The Stags kept running through the tail to dismiss Canterbury a second time, Canterbury losing their last six wickets for just 14 runs.
From what had hours earlier seemed a frustrating position for the Stags, they now had a lively target of 141 to win off a minimum 37 overs - and, were batting before tea.
They sprung a surprise by sending Ajaz Patel out to open with Ben Smith (Greg Hay one of the Stags' catalogue of walking wounded in this match, indisposed with a stomach bug), Patel clipping three boundaries in a quick 16 before Henry Shipley bowled him before the break.
The game was not done with its twists and turns.
The Stags soon lost another three wickets, Will O'Rourke picking up a trio of them - including the big wicket of Will Young, trapped with just under half the run chase ticked off.

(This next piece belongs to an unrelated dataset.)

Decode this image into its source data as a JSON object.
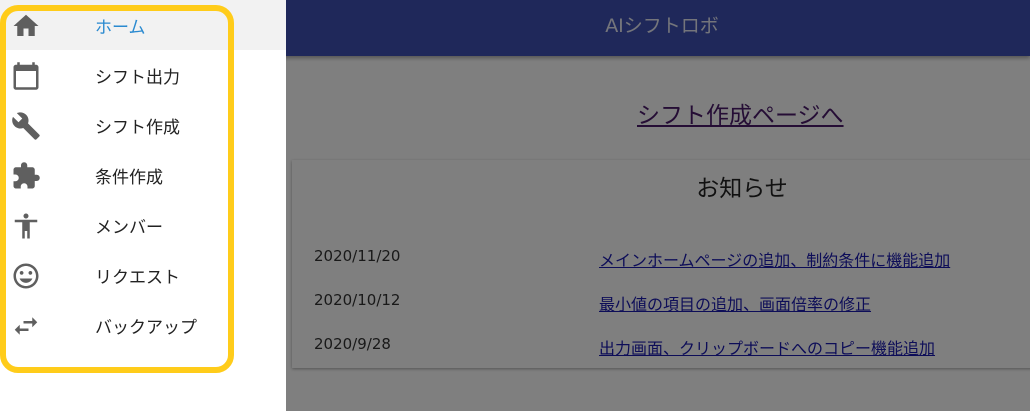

Josh Clarkson joined Dane Cleaver at 70/4, and immediately found a four to get off the mark in his special match.
As the first innings maiden centurion got going - smashing three big sixes - the Stags were racing to the finish line, and appropriately it was Clarkson who hit the winning boundary to seal the deal.
The Stags had just taken a big win off the competition leader, to keep their own eyes on the first-class prize.
Canterbury's big lead on the ladder was slashed to just four points, and, the Stags would have a game in hand - with their fifth round cyclone-postponed match against the Aces to be played in Nelson 1-4 April.